Then you copy the generated .db.wasm to the public directory (where index.html located) of website.

Your webpage should load the blogsearch engine. There is only one engine available:

Load the engine using <script> tag or in JavaScript file. Once the engine fetch the .db.wasm file correctly, now you have a fully working searchable webpage!

ℹ️
Throughout the project, the terms "index" and "database" are often mixed, but they mean same SQLite .db.wasm file in the most of the case.

1. Building a search index file

Installing an index building tool

What’s in the index file

Users should configure an index building tool to collect the value of fields in order to work the search engine properly.

The index building tool should collect the following default fields for each posts:

fields
  • title: The title of the post.

  • body: The content of the post.

  • url: The URL link to the post.

  • categories: A comma-separated (,) list of categories that the post belongs to.

  • tags: A comma-separated (,) list of tags that the post has.

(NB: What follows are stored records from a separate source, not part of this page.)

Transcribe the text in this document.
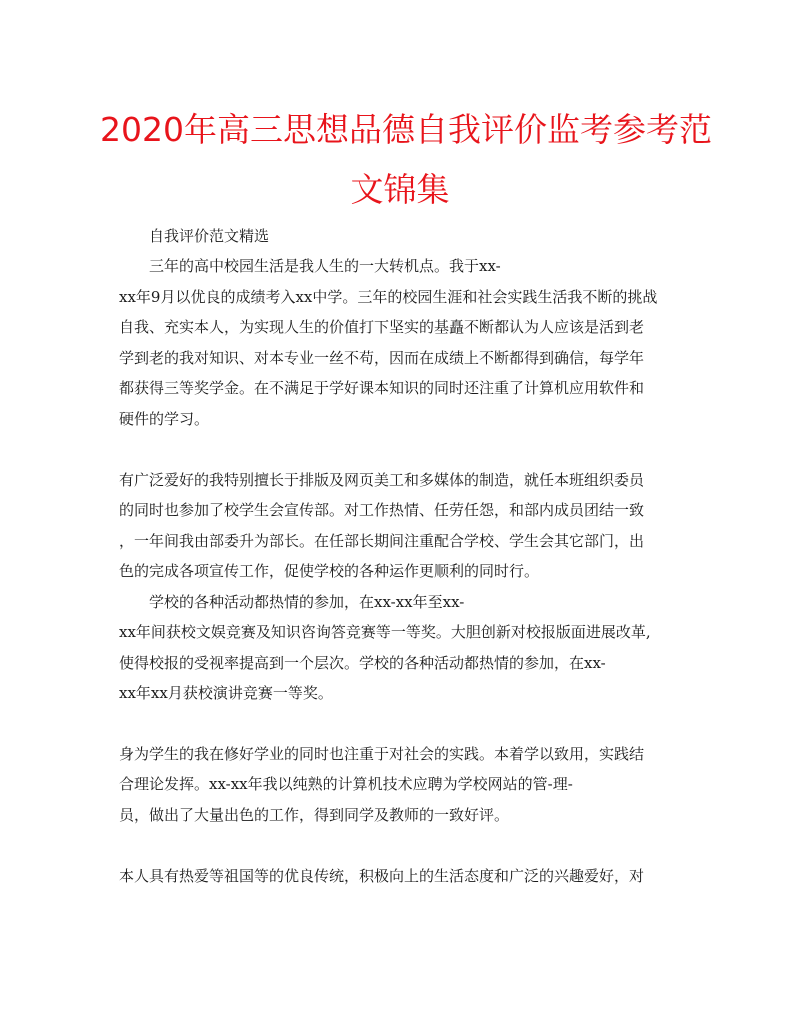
2020年高三思想品德自我评价监考参考范
文锦集

自我评价范文精选

三年的高中校园生活是我人生的一大转机点。我于xx-

xx年9月以优良的成绩考入xx中学。三年的校园生涯和社会实践生活我不断的挑战

自我、充实本人，为实现人生的价值打下坚实的基矗不断都认为人应该是活到老

学到老的我对知识、对本专业一丝不苟，因而在成绩上不断都得到确信，每学年

都获得三等奖学金。在不满足于学好课本知识的同时还注重了计算机应用软件和

硬件的学习。

有广泛爱好的我特别擅长于排版及网页美工和多媒体的制造，就任本班组织委员

的同时也参加了校学生会宣传部。对工作热情、任劳任怨，和部内成员团结一致

，一年间我由部委升为部长。在任部长期间注重配合学校、学生会其它部门，出

色的完成各项宣传工作，促使学校的各种运作更顺利的同时行。

学校的各种活动都热情的参加，在xx-xx年至xx-

xx年间获校文娱竞赛及知识咨询答竞赛等一等奖。大胆创新对校报版面进展改革,

使得校报的受视率提高到一个层次。学校的各种活动都热情的参加，在xx-

xx年xx月获校演讲竞赛一等奖。

身为学生的我在修好学业的同时也注重于对社会的实践。本着学以致用，实践结

合理论发挥。xx-xx年我以纯熟的计算机技术应聘为学校网站的管-理-

员，做出了大量出色的工作，得到同学及教师的一致好评。

本人具有热爱等祖国等的优良传统，积极向上的生活态度和广泛的兴趣爱好，对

Users can configure every fields using the following properties:

Table 1. Common options for the field
Example Result

disabled: If set true, completely disable the field.

{
  ...other field options...
  categories: {
+    disabled: true,
  },
}

hasContent: If set false, the index building tool won’t store the value of the field, but still indexes its value. This can be used to reduce the size of a generated index file by the tool. This is useful especially when the size of body field contents is big.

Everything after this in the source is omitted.